Idaho Catholics urged to support commutation of death sentence


BOISE, Idaho — Bishop Michael P. Driscoll of Boise has urged Catholics throughout the state to write to the Idaho Commission of Pardons and Parole and ask its members to reconsider their decision to deny a request for a commutation hearing for a death-row inmate.

Lawyers for Paul E. Rhoades, scheduled to be put to death early Nov. 18, asked for a hearing so they could request his sentence be commuted to life in prison without the possibility of parole.

Bishop Driscoll said Nov. 7 he was disappointed at the commission’s decision, reached Nov. 4.

Rhoades was convicted in 1988 for murdering three people a year earlier in Idaho Falls and Blackfoot. He was sentenced to death by lethal injection for two of the murders.

For Rhoades to be spared, the commission must forward a recommendation to Gov. Butch Otter, who may then commute the death sentence to life in prison without the possibility of parole.

“For the Catholic community, this issue — like all life issues — is more than public policy. It involves our faith and the central issue that all human life is sacred,” the bishop wrote in a Sept. 29 letter to Otter.

In his letter to the governor, the bishop wrote: “I do not condone Mr. Rhoades’ action and share the justified anger and revulsion at the terrible crimes that have been committed.”

“I do take seriously my obligation as bishop to share and uphold our Catholic faith and moral tradition, including teaching on the death penalty,” he added.

The church’s teaching, while complex, is clear: Executions should not take place when other means, including life in prison without parole, can protect society from criminals seeking to do harm.

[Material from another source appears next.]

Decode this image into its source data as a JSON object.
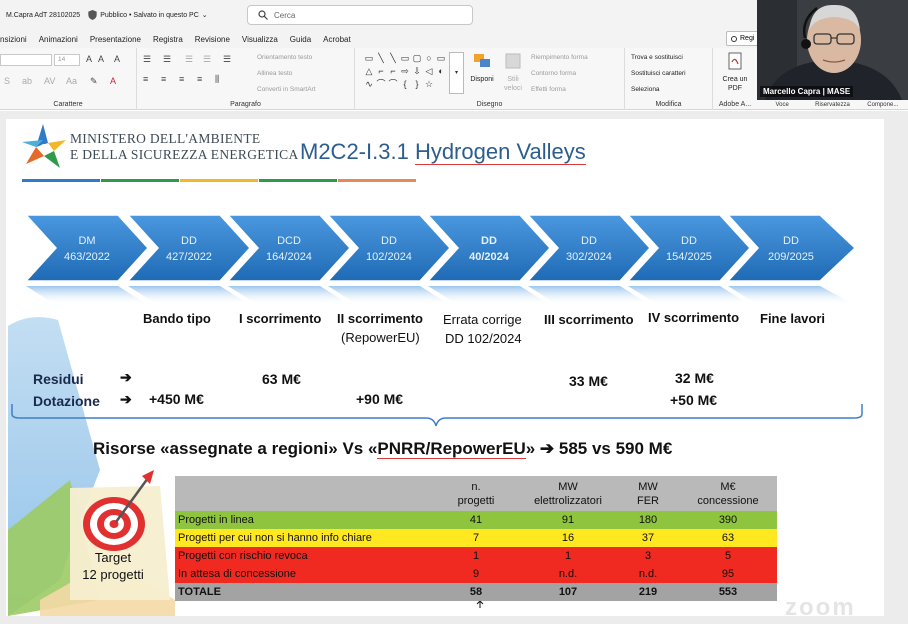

Bishop Driscoll noted that “Catholic teaching on this issue is more than just how to respond to violent crime; it is about justice and about what kind of society we want to be. Ending the use of the death penalty would be one important step away from a culture of death toward building a culture of life.”

“I believe the obligation of the state to protect society can fully be met, not with execution but with life confinement. To that end, I am asking you to grant Mr. Rhoades clemency and allow him to live out the remainder of his natural life in prison,” the bishop added.

If his execution goes forward as scheduled, Rhoades would be the first person put to death in Idaho since 1994. His would be the state’s second execution since 1957. Fourteen people are currently on death row in Idaho, including a woman convicted of murdering her husband and their two children by burning the family’s house down.